Lors de son recours en annulation de l’aide à KLM, Ryanair invoquait notamment « une violation de l’obligation de motivation par la Commission », qui aurait « omis d’exposer les raisons pour lesquelles l’aide précédemment accordée à Air France n’avait pas d’impact sur l’évaluation de la compatibilité avec le marché intérieur de l’aide adoptée en faveur de KLM, alors qu’Air France et KLM sont deux filiales de la même société holding ». Selon le Tribunal, lorsqu’il y a lieu de craindre les effets sur la concurrence d’un cumul d’aides d’État au sein du même groupe, « il incombe à la Commission d’examiner avec une vigilance particulière les liens entre les sociétés appartenant audit groupe, afin de vérifier si ces dernières peuvent être considérées comme formant une seule unité économique et, donc, un seul bénéficiaire, aux fins de l’application des règles en matière d’aides d’État ».

Le jugement relève que la décision attaquée « ne contient ni éléments concernant la composition de l’actionnariat d’Air France et de KLM ni informations quant aux liens fonctionnels, économiques et organiques entre la société holding Air France-KLM et ses filiales, alors qu’elle fait apparaître que la société holding est impliquée dans l’octroi et l’administration des aides prévues tant en faveur de KLM que d’Air France. La décision attaquée n’expose pas non plus l’existence éventuelle d’un quelconque mécanisme qui empêcherait que l’aide octroyée à Air France par le biais de la société holding Air France-KLM bénéficie, par l’intermédiaire précisément de la société holding, à KLM et inversement ».

Dans ce cadre, le Tribunal rejette comme irrecevables les explications présentées par la Commission pour la première fois lors de l’audience afin de démontrer que l’aide précédemment accordée à Air France ne pouvait pas bénéficier à KLM. De plus, si la Commission dispose d’un large pouvoir d’appréciation pour déterminer si des sociétés faisant partie d’un groupe doivent être considérées comme une unité économique aux fins de l’application du régime d’aides d’État, elle a toutefois « manqué d’exposer de manière suffisamment claire et précise, dans la décision attaquée, l’ensemble des éléments de fait et de droit pertinents devant être pris en considération pour apprécier une situation complexe, caractérisée par l’octroi parallèle de deux aides d’État à deux filiales d’une même société holding, laquelle est, de surcroît, impliquée dans l’octroi et l’administration desdites aides ».

Le Tribunal juge donc que la Commission, en se limitant à constater, d’une part, que KLM était le bénéficiaire de la mesure en cause et, d’autre part, que les autorités néerlandaises avaient confirmé que le financement accordé à KLM ne serait pas utilisé par Air France, a omis de motiver à suffisance de droit la décision attaquée, et que cette insuffisance de motivation entraîne son annulation.

Aides publiques retoquées pour KLM et TAP : Ryanair jubile 1 Air Journal

©TAP Air Portugal

Les arguments de la justice européenne en ce qui concerne l’aide de 1,2 milliards d’euros à TAP Air Portugal, dénoncée en aout dernier par Ryanair, sont également basés sur un manque de motivations.

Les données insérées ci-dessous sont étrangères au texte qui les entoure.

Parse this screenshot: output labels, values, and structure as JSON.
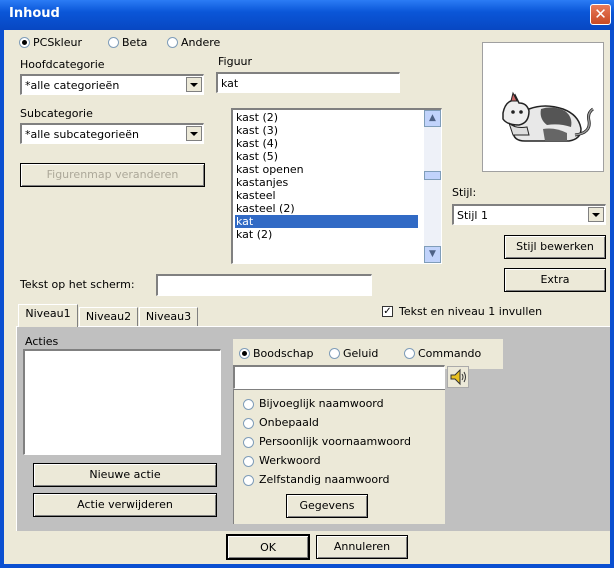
{
  "window": {
    "title": "Inhoud",
    "close": "✕"
  },
  "sources": {
    "options": [
      "PCSkleur",
      "Beta",
      "Andere"
    ],
    "selected": 0
  },
  "hoofdcategorie": {
    "label": "Hoofdcategorie",
    "value": "*alle categorieën"
  },
  "subcategorie": {
    "label": "Subcategorie",
    "value": "*alle subcategorieën"
  },
  "figuur": {
    "label": "Figuur",
    "value": "kat"
  },
  "figure_list": {
    "items": [
      "kast (2)",
      "kast (3)",
      "kast (4)",
      "kast (5)",
      "kast openen",
      "kastanjes",
      "kasteel",
      "kasteel (2)",
      "kat",
      "kat (2)"
    ],
    "selected": 8
  },
  "buttons": {
    "figurenmap": "Figurenmap veranderen",
    "stijl_bewerken": "Stijl bewerken",
    "extra": "Extra",
    "nieuwe_actie": "Nieuwe actie",
    "actie_verwijderen": "Actie verwijderen",
    "gegevens": "Gegevens",
    "ok": "OK",
    "annuleren": "Annuleren"
  },
  "stijl": {
    "label": "Stijl:",
    "value": "Stijl 1"
  },
  "tekst_scherm": {
    "label": "Tekst op het scherm:",
    "value": ""
  },
  "tekst_niveau": {
    "label": "Tekst en niveau 1 invullen",
    "checked": true,
    "mark": "✓"
  },
  "tabs": [
    "Niveau1",
    "Niveau2",
    "Niveau3"
  ],
  "acties": {
    "label": "Acties"
  },
  "action_type": {
    "options": [
      "Boodschap",
      "Geluid",
      "Commando"
    ],
    "selected": 0
  },
  "message": {
    "value": ""
  },
  "word_types": [
    "Bijvoeglijk naamwoord",
    "Onbepaald",
    "Persoonlijk voornaamwoord",
    "Werkwoord",
    "Zelfstandig naamwoord"
  ]
}
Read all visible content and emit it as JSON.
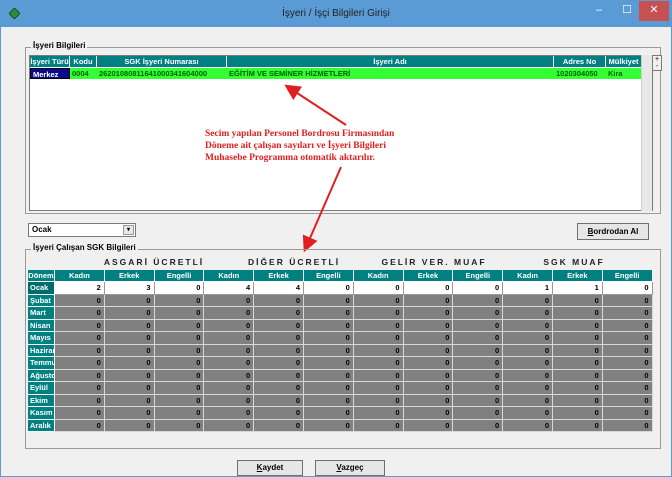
{
  "window": {
    "title": "İşyeri / İşçi Bilgileri Girişi",
    "minimize_label": "–",
    "maximize_label": "☐",
    "close_label": "✕"
  },
  "employer_group": {
    "label": "İşyeri Bilgileri",
    "columns": [
      "İşyeri Türü",
      "Kodu",
      "SGK İşyeri Numarası",
      "İşyeri Adı",
      "Adres No",
      "Mülkiyet"
    ],
    "row": {
      "type": "Merkez",
      "code": "0004",
      "sgk_no": "26201080811641000341604000",
      "name": "EĞİTİM VE SEMİNER HİZMETLERİ",
      "address_no": "1020304050",
      "ownership": "Kira"
    },
    "spin_up": "+",
    "spin_down": "-"
  },
  "annotation": {
    "line1": "Secim yapılan Personel Bordrosu Firmasından",
    "line2": "Döneme ait çalışan sayıları ve İşyeri Bilgileri",
    "line3": "Muhasebe Programma otomatik aktarılır."
  },
  "month_select": {
    "value": "Ocak",
    "arrow": "▾"
  },
  "bordrodan_button": {
    "first": "B",
    "rest": "ordrodan Al"
  },
  "sgk_group": {
    "label": "İşyeri Çalışan SGK Bilgileri",
    "categories": [
      "ASGARİ ÜCRETLİ",
      "DİĞER ÜCRETLİ",
      "GELİR VER. MUAF",
      "SGK MUAF"
    ],
    "period_header": "Dönem",
    "sub_headers": [
      "Kadın",
      "Erkek",
      "Engelli",
      "Kadın",
      "Erkek",
      "Engelli",
      "Kadın",
      "Erkek",
      "Engelli",
      "Kadın",
      "Erkek",
      "Engelli"
    ],
    "rows": [
      {
        "month": "Ocak",
        "values": [
          "2",
          "3",
          "0",
          "4",
          "4",
          "0",
          "0",
          "0",
          "0",
          "1",
          "1",
          "0"
        ]
      },
      {
        "month": "Şubat",
        "values": [
          "0",
          "0",
          "0",
          "0",
          "0",
          "0",
          "0",
          "0",
          "0",
          "0",
          "0",
          "0"
        ]
      },
      {
        "month": "Mart",
        "values": [
          "0",
          "0",
          "0",
          "0",
          "0",
          "0",
          "0",
          "0",
          "0",
          "0",
          "0",
          "0"
        ]
      },
      {
        "month": "Nisan",
        "values": [
          "0",
          "0",
          "0",
          "0",
          "0",
          "0",
          "0",
          "0",
          "0",
          "0",
          "0",
          "0"
        ]
      },
      {
        "month": "Mayıs",
        "values": [
          "0",
          "0",
          "0",
          "0",
          "0",
          "0",
          "0",
          "0",
          "0",
          "0",
          "0",
          "0"
        ]
      },
      {
        "month": "Haziran",
        "values": [
          "0",
          "0",
          "0",
          "0",
          "0",
          "0",
          "0",
          "0",
          "0",
          "0",
          "0",
          "0"
        ]
      },
      {
        "month": "Temmuz",
        "values": [
          "0",
          "0",
          "0",
          "0",
          "0",
          "0",
          "0",
          "0",
          "0",
          "0",
          "0",
          "0"
        ]
      },
      {
        "month": "Ağustos",
        "values": [
          "0",
          "0",
          "0",
          "0",
          "0",
          "0",
          "0",
          "0",
          "0",
          "0",
          "0",
          "0"
        ]
      },
      {
        "month": "Eylül",
        "values": [
          "0",
          "0",
          "0",
          "0",
          "0",
          "0",
          "0",
          "0",
          "0",
          "0",
          "0",
          "0"
        ]
      },
      {
        "month": "Ekim",
        "values": [
          "0",
          "0",
          "0",
          "0",
          "0",
          "0",
          "0",
          "0",
          "0",
          "0",
          "0",
          "0"
        ]
      },
      {
        "month": "Kasım",
        "values": [
          "0",
          "0",
          "0",
          "0",
          "0",
          "0",
          "0",
          "0",
          "0",
          "0",
          "0",
          "0"
        ]
      },
      {
        "month": "Aralık",
        "values": [
          "0",
          "0",
          "0",
          "0",
          "0",
          "0",
          "0",
          "0",
          "0",
          "0",
          "0",
          "0"
        ]
      }
    ]
  },
  "footer": {
    "save": {
      "first": "K",
      "rest": "aydet"
    },
    "cancel": {
      "first": "V",
      "rest": "azgeç"
    }
  },
  "colors": {
    "titlebar": "#5b9bd5",
    "header_teal": "#008080",
    "selected_row_green": "#33ff33",
    "annotation_red": "#e02020",
    "empty_cell_gray": "#808080"
  },
  "icons": {
    "app": "green-diamond-icon",
    "arrow": "red-annotation-arrow"
  }
}
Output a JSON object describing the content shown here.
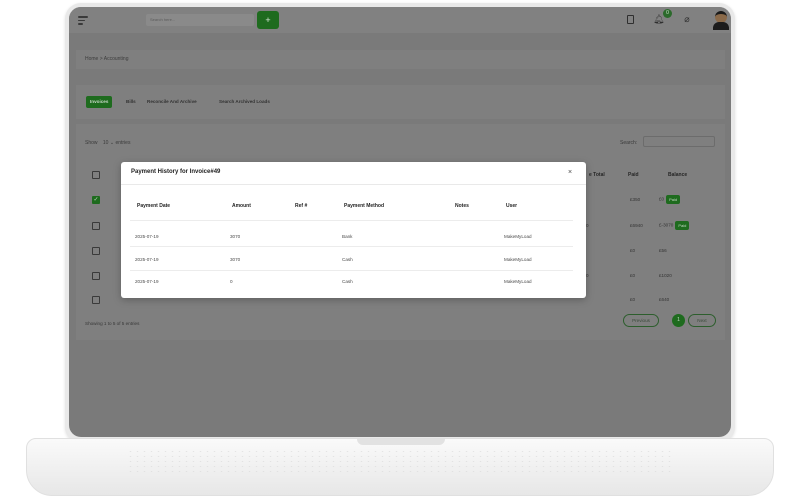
{
  "header": {
    "search_placeholder": "Search here...",
    "add_label": "+",
    "notification_count": "0",
    "icons": [
      "menu-icon",
      "document-icon",
      "bell-icon",
      "eye-off-icon",
      "avatar"
    ]
  },
  "breadcrumb": "Home > Accounting",
  "tabs": [
    {
      "label": "Invoices",
      "active": true
    },
    {
      "label": "Bills",
      "active": false
    },
    {
      "label": "Reconcile And Archive",
      "active": false
    },
    {
      "label": "Search Archived Loads",
      "active": false
    }
  ],
  "table_controls": {
    "show_label": "Show",
    "entries_value": "10",
    "entries_label": "entries",
    "search_label": "Search:"
  },
  "background_table": {
    "visible_headers": [
      "e Total",
      "Paid",
      "Balance"
    ],
    "rows": [
      {
        "checked": true,
        "paid": "£350",
        "balance": "£0",
        "status": "Paid"
      },
      {
        "checked": false,
        "total_fragment": "0",
        "paid": "£6940",
        "balance": "£-3070",
        "status": "Paid"
      },
      {
        "checked": false,
        "paid": "£0",
        "balance": "£56"
      },
      {
        "checked": false,
        "total_fragment": "0",
        "paid": "£0",
        "balance": "£1020"
      },
      {
        "checked": false,
        "paid": "£0",
        "balance": "£640"
      }
    ],
    "showing_text": "Showing 1 to 5 of 5 entries",
    "pagination": {
      "previous": "Previous",
      "current": "1",
      "next": "Next"
    }
  },
  "modal": {
    "title": "Payment History for Invoice#49",
    "close_label": "×",
    "columns": [
      "Payment Date",
      "Amount",
      "Ref #",
      "Payment Method",
      "Notes",
      "User"
    ],
    "rows": [
      {
        "date": "2025-07-19",
        "amount": "3070",
        "ref": "",
        "method": "Bank",
        "notes": "",
        "user": "MakeMyLoad"
      },
      {
        "date": "2025-07-19",
        "amount": "3070",
        "ref": "",
        "method": "Cash",
        "notes": "",
        "user": "MakeMyLoad"
      },
      {
        "date": "2025-07-19",
        "amount": "0",
        "ref": "",
        "method": "Cash",
        "notes": "",
        "user": "MakeMyLoad"
      }
    ]
  },
  "colors": {
    "accent_green": "#2e9c2e",
    "overlay_dim": "#7a7a7a"
  }
}
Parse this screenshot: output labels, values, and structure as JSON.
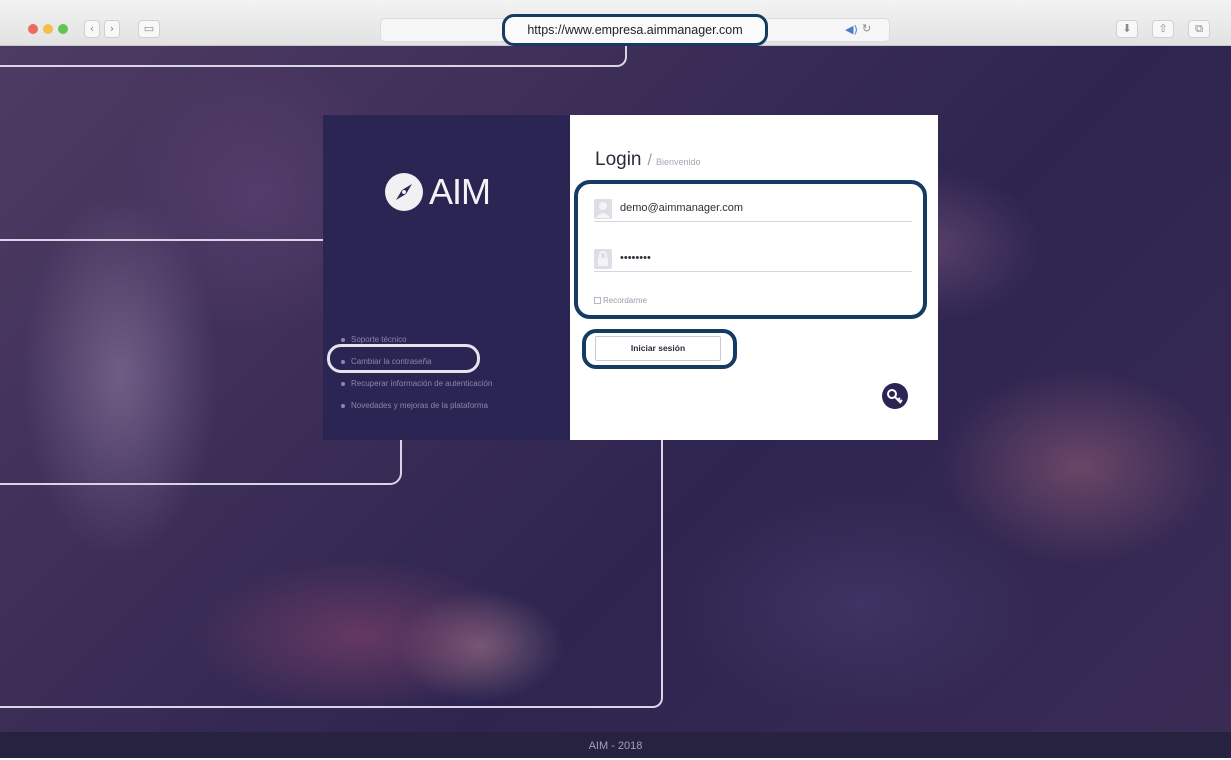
{
  "browser": {
    "url": "https://www.empresa.aimmanager.com",
    "back_glyph": "‹",
    "forward_glyph": "›",
    "sidebar_glyph": "▭",
    "audio_glyph": "◀)",
    "reload_glyph": "↻",
    "download_glyph": "⬇",
    "share_glyph": "⇧",
    "tabs_glyph": "⧉"
  },
  "brand": {
    "logo_text": "AIM",
    "icon": "compass-icon"
  },
  "sidebar_links": [
    "Soporte técnico",
    "Cambiar la contraseña",
    "Recuperar información de autenticación",
    "Novedades y mejoras de la plataforma"
  ],
  "login": {
    "title": "Login",
    "subtitle": "Bienvenido",
    "username_value": "demo@aimmanager.com",
    "password_value": "••••••••",
    "remember_label": "Recordarme",
    "submit_label": "Iniciar sesión",
    "key_glyph": "🔍"
  },
  "footer": {
    "text": "AIM - 2018"
  },
  "colors": {
    "highlight": "#153b62",
    "panel": "#2b2553"
  }
}
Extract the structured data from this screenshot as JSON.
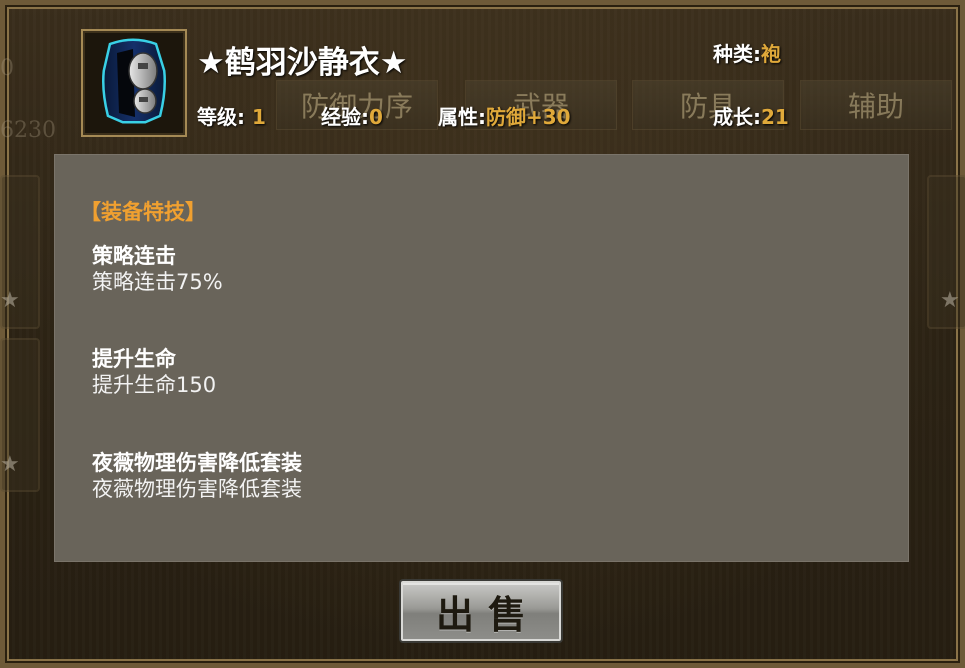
{
  "background": {
    "left_numbers": [
      "0",
      "6230"
    ],
    "tabs": [
      "防御力序",
      "武器",
      "防具",
      "辅助"
    ],
    "stars": [
      "★",
      "★",
      "★"
    ]
  },
  "item": {
    "icon": "armor-robe-icon",
    "name": "★鹤羽沙静衣★",
    "stats": {
      "type_label": "种类",
      "type_value": "袍",
      "level_label": "等级",
      "level_value": "1",
      "exp_label": "经验",
      "exp_value": "0",
      "attr_label": "属性",
      "attr_value": "防御+30",
      "growth_label": "成长",
      "growth_value": "21"
    }
  },
  "skills": {
    "header": "【装备特技】",
    "items": [
      {
        "name": "策略连击",
        "desc": "策略连击75%"
      },
      {
        "name": "提升生命",
        "desc": "提升生命150"
      },
      {
        "name": "夜薇物理伤害降低套装",
        "desc": "夜薇物理伤害降低套装"
      }
    ]
  },
  "actions": {
    "sell_label": "出售"
  },
  "colors": {
    "value_gold": "#e0a93a",
    "header_orange": "#f0a030",
    "panel_gray": "#69645a",
    "frame_brown": "#2c2314"
  }
}
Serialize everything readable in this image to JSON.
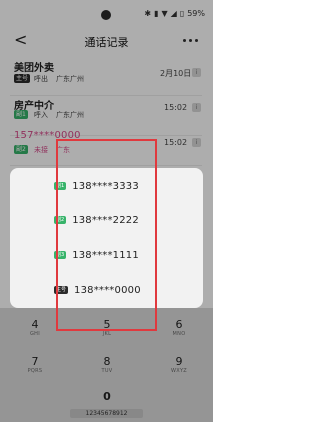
{
  "status_bar": {
    "time": "",
    "battery_text": "59%",
    "icons": [
      "bluetooth-icon",
      "vibrate-icon",
      "wifi-icon",
      "signal-icon",
      "battery-icon"
    ]
  },
  "header": {
    "title": "通话记录"
  },
  "records": [
    {
      "name": "美团外卖",
      "tag": "主号",
      "direction": "呼出",
      "location": "广东广州",
      "time": "2月10日"
    },
    {
      "name": "房产中介",
      "tag": "副1",
      "direction": "呼入",
      "location": "广东广州",
      "time": "15:02"
    },
    {
      "name": "157****0000",
      "tag": "副2",
      "direction": "未接",
      "location": "广东",
      "time": "15:02"
    }
  ],
  "dialog": {
    "options": [
      {
        "badge": "副1",
        "number": "138****3333"
      },
      {
        "badge": "副2",
        "number": "138****2222"
      },
      {
        "badge": "副3",
        "number": "138****1111"
      },
      {
        "badge": "主号",
        "number": "138****0000"
      }
    ]
  },
  "keypad": {
    "rows": [
      [
        {
          "digit": "4",
          "letters": "GHI"
        },
        {
          "digit": "5",
          "letters": "JKL"
        },
        {
          "digit": "6",
          "letters": "MNO"
        }
      ],
      [
        {
          "digit": "7",
          "letters": "PQRS"
        },
        {
          "digit": "8",
          "letters": "TUV"
        },
        {
          "digit": "9",
          "letters": "WXYZ"
        }
      ],
      [
        {
          "digit": "0",
          "letters": ""
        }
      ]
    ],
    "number_display": "12345678912"
  },
  "colors": {
    "highlight": "#e0393e",
    "accent_pink": "#d64a8a",
    "tag_green": "#37b36a",
    "tag_dark": "#2b2b2b"
  }
}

Le Tribunal relève en particulier que la Commission n’a « ni constaté ni précisé si le bénéficiaire faisait partie d’un groupe », une des trois conditions à l’aide publique (si le bénéficiaire de l’aide fait partie d’un groupe, deuxièmement, si les difficultés auxquelles le bénéficiaire fait face lui sont spécifiques et ne résultent pas d’une répartition arbitraire des coûts au sein du groupe et, troisièmement, si ces difficultés sont trop graves pour être résolues par ledit groupe lui-même). Ces conditions visent à empêcher qu’un groupe d’entreprises puisse faire supporter à l’État le coût d’une opération de sauvetage d’une des entreprises qui le composent, lorsque cette entreprise est en difficulté et que le groupe est lui-même à l’origine de ces difficultés ou qu’il a les moyens de faire face à celles-ci, rappelle le jugement.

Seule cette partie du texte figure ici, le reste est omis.